O ordenamento legal do trabalho surgiu e desenvolveu-se como uma reacção ou “resposta” às consequências da debilidade contratual de uma das partes (o trabalhador), perante um esquema negocial originariamente paritário como qualquer contrato jurídico-privado. Essa disparidade originária entre os contraentes deve-se não só à diferente natureza das necessidades que levam cada um a contratar, mas também às condições do mercado de trabalho.
O Direito do Trabalho apresenta-se, assim, ao mesmo tempo, sob o signo da protecção ao trabalhador e como um conjunto de limitações à autonomia privada individual. O contrato de trabalho é enquadrado por uma constelação de normas que vão desde as condições pré-contratuais, passam pelos direitos e deveres recíprocos das partes, atendem com particular intensidade aos termos em que o vínculo pode cessar, e vão até aspectos pós-contratuais.
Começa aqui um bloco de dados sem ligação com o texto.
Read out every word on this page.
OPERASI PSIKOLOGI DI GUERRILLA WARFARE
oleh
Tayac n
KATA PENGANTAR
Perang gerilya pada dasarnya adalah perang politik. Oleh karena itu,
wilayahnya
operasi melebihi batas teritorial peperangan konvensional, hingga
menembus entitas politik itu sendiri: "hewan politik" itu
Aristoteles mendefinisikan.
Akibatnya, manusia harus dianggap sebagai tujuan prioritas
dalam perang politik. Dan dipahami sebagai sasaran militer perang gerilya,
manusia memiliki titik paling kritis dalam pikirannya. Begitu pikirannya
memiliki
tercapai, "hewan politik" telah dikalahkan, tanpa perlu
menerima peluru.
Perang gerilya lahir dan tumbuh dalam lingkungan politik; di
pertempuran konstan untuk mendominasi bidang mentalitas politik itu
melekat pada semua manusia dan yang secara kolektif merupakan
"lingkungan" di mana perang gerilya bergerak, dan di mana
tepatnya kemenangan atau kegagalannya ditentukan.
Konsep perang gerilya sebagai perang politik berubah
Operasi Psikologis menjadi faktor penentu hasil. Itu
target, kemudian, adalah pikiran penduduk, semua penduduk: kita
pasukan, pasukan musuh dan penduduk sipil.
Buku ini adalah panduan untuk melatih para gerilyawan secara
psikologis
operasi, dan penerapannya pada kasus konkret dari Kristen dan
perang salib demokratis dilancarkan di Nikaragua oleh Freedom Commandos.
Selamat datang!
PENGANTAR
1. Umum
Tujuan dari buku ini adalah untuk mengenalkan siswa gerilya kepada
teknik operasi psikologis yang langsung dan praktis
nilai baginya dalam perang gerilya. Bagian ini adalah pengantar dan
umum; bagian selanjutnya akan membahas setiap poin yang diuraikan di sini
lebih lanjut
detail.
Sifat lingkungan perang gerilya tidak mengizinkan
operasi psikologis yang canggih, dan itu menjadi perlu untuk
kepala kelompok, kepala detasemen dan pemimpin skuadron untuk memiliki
Não obstante a tipicidade da relação de trabalho subordinado como esquema polarizador e delimitador do Direito do Trabalho, é preciso notar que nela se não esgota o objecto deste ramo de Direito. Incluem-se nele, e com grande saliência, as relações colectivas que se estabelecem entre organizações de trabalhadores (as associações sindicais) e empregadores, organizados ou não. Essas relações apresentam, entre outras, a peculiaridade de, em simultâneo, serem objecto de regulamentação – porque exprimem a actuação de conflitos de interesses – e de terem, elas próprias, um importante potencial normativo, visto tenderem para o estabelecimento de regras aplicáveis às relações de trabalho em certo âmbito. As formas de acção colectiva laboral – a negociação, os meios conflituais – são reguladas pelo ordenamento do trabalho, na dupla perspectiva da “normalização” social e da “formalização” jurídica: as normas do chamado direito colectivo do trabalho visam oferecer meios de racionalização e disciplina dos conflitos de interesses colectivos profissionais e definir as condições da recepção, na ordem jurídica, das determinações que eles venham a produzir. Esse sector do Direito do Trabalho fundamenta-se no reconhecimento da autonomia e da autotutela colectivas.